Financial disaster looms reports Susan Tampor in a Dec. 22, 2021 article in the Detroit Free Press. Two senators and  a representative in a Dec. 8 letter to President Joe Biden called it “alarming new information.”  Another senator, Joe Manchin, warned of “a big hole in financial safety.” And the Detroit Free Press in the same article also warned that “families face financial challenges .”

The result could be unpaid rent, wage garnishments, and auto repossessions by late Spring or early summer for the 36 million households that receive the child tax credit.  The double whammy comes from the end of student loan forbearance on May 1 and the loss of the child tax credit.

Here’s how it can end up a serious problem for the US economy.  The total hit could mean $837 a month for those who have both student loans they aren’t paying on now and the end of child tax credit.

Student loan payments average $393 a month. Some pay more and some less, but that’s the average.  Child tax credit means an average extra $444 monthly in the pockets of parents.  Both the student loan forbearance and the child tax credit were put into place as part of the CARES Act.  They both face deadlines with the result that families could end up in the hole every month.

With Student loan repayments with 41 million borrowers resuming May 1 and the child tax credit that ended Dec. 15, their canceling can throw a monkey wrench into the economy.
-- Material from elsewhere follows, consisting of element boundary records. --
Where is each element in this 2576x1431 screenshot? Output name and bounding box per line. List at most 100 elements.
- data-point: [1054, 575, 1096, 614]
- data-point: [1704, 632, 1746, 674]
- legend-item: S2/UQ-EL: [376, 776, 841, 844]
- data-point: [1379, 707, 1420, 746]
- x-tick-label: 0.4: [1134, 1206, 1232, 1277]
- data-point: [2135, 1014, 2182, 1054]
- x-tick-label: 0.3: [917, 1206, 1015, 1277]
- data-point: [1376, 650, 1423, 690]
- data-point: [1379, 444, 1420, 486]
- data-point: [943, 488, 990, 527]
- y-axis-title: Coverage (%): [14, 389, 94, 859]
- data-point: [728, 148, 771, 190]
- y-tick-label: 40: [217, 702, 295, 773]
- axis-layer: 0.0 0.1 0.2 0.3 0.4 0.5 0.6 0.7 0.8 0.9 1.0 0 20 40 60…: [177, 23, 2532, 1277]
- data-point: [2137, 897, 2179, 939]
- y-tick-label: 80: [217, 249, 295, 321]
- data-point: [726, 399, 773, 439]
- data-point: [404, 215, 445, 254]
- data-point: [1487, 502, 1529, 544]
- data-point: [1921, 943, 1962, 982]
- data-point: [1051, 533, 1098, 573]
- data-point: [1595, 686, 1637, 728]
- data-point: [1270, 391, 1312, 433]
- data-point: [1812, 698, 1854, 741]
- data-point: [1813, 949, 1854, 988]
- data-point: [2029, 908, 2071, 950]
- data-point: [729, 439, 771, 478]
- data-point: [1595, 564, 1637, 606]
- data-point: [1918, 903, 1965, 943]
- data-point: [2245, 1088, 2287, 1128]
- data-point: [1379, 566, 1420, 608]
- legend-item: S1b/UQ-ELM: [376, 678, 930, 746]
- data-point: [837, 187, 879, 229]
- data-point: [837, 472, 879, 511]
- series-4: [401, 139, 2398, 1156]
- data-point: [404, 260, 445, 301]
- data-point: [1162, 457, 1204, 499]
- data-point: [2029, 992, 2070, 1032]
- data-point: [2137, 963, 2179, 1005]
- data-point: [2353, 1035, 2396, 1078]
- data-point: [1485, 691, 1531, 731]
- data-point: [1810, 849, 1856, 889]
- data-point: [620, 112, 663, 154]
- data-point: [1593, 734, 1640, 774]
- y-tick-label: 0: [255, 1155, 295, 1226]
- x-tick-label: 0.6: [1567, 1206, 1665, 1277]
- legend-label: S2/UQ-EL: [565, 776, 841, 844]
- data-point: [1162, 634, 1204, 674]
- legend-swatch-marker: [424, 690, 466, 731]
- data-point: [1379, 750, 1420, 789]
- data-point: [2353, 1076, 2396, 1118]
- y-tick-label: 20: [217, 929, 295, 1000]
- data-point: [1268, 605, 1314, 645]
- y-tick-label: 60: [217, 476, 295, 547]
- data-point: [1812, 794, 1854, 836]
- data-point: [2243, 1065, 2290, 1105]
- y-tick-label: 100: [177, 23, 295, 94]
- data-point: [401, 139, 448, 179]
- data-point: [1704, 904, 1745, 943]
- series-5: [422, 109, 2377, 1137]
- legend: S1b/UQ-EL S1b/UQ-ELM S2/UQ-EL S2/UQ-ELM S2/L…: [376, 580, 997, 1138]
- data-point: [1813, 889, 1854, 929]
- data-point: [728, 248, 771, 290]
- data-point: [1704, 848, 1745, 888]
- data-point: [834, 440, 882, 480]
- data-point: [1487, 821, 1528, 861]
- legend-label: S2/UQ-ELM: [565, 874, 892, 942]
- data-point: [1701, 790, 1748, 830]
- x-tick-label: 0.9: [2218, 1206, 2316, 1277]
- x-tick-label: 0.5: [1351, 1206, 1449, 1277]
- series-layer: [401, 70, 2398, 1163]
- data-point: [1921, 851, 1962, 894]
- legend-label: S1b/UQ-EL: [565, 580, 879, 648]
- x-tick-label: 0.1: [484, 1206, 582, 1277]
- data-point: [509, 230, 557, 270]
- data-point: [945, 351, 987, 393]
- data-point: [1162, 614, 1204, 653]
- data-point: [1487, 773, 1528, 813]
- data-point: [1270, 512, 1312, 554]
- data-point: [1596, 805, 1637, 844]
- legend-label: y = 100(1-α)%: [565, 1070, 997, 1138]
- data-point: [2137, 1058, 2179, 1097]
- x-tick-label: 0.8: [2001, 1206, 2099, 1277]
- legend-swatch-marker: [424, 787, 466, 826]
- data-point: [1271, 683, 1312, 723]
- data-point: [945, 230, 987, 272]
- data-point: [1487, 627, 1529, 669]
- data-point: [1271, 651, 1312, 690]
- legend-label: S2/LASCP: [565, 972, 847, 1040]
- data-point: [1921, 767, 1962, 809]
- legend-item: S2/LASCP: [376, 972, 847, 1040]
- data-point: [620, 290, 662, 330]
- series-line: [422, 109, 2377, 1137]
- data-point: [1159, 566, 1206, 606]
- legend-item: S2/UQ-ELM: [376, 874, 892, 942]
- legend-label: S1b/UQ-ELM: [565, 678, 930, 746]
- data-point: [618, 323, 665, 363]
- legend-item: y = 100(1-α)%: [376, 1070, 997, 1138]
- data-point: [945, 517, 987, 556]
The bigger hit faces student loans in default.  CNBC reported on Oct. 8 that “because along with their wages and Social Security checks, those who’ve fallen behind on their education loans can have their annual tax refunds seized by the U.S. government. This can cause people to also miss out on the child tax credit and the earned income tax credit since those are usually paid out in tax refunds.” Those total some 9 million, that’s half, of the 18 million student loan borrowers, reports a March 24, 2020, Washington Post article.

Let’s look at how that could affect so many Americans. The Bureau of Labor Statistics reports that the median wages and salaries are $4247 a month. Subtract taxes withheld of an average $2988 per month, and net income lowers to $1267.  Many families have two incomes. That makes a net monthly income for the household of $2534. For the sake of this discussion, I doubled that, figuring it close enough to make the point. Rarely are both spouses earning the same amount with women often earning less.

Now we subtract outlays. Figure average transportation costs of $813 a month per the Bureau of Labor Statistics; that includes car payment, gas, maintenance, and insurance, plus a couple of lesser costs such as public transportation.  

The average student loan payment reports the US Department of Education in $393 a month.  If both adults have student loans, double that to $786. 

Thus we have $2534 less $813 less $786 leaving $1328. They still haven’t paid rent. The median monthly amounts to $1104. That leaves $224 a month for food and to take care of children.  That’s not to mention utilities, eating out, credit card payments. and such “necessities” as the cable bill.

It gets worse. Some $70 billion of back rent owed by 10 million people eagerly waits to result in evictions because tenants simply don’t have the money. Those rents accumulate and add interest making it even more difficult for those receiving the child tax credit and student loans in forbearance when they have to start paying them.

Add back in the average $444 for child tax credit and student loan forbearance and things look better. It bumps up the average income to $1061 a month, enough for food and maybe a dinner out, the electric bill, and clothes for the kids.

Who doesn’t get paid? The biggest expense is usually rent.  Depending on the landlord, paying the rent might be delayed for some time. The expression “understanding landlord” in the Bad Tenants’ Dictionary means one who isn’t too insistent on payment of rent.  An “unreasonable landlord,” meanwhile insists on timely rent payment. Thus, depending on which landlord they have, they can beg off paying rent or look for another bill to put off paying. Maybe the car payment, the Visa bill? No matter what, someone won’t get paid.

Will these dire circumstances all come about? Maybe, maybe not. If student loans get forgiven or forbearance extended again, and Congress passes an extension of the child tax credit, things will stay the way they are now, for a while at least, for families who depend on the child tax credit and owe student loans. Secretary of Education Miguel Cardona stated, “As we prepare for the return to repayment in May, we will continue to provide tools and supports to borrowers so they can enter into the repayment plan that is responsive to their financial situation, such as an income-driven repayment plan.” There’s no way to predict exactly what will happen.  But the result of student loans becoming payable again and of the child tax credit going away can result in numerous evictions, car repossessions, evictions, and employees unable to get to work.  We must prepare ourselves for the possible financial disaster.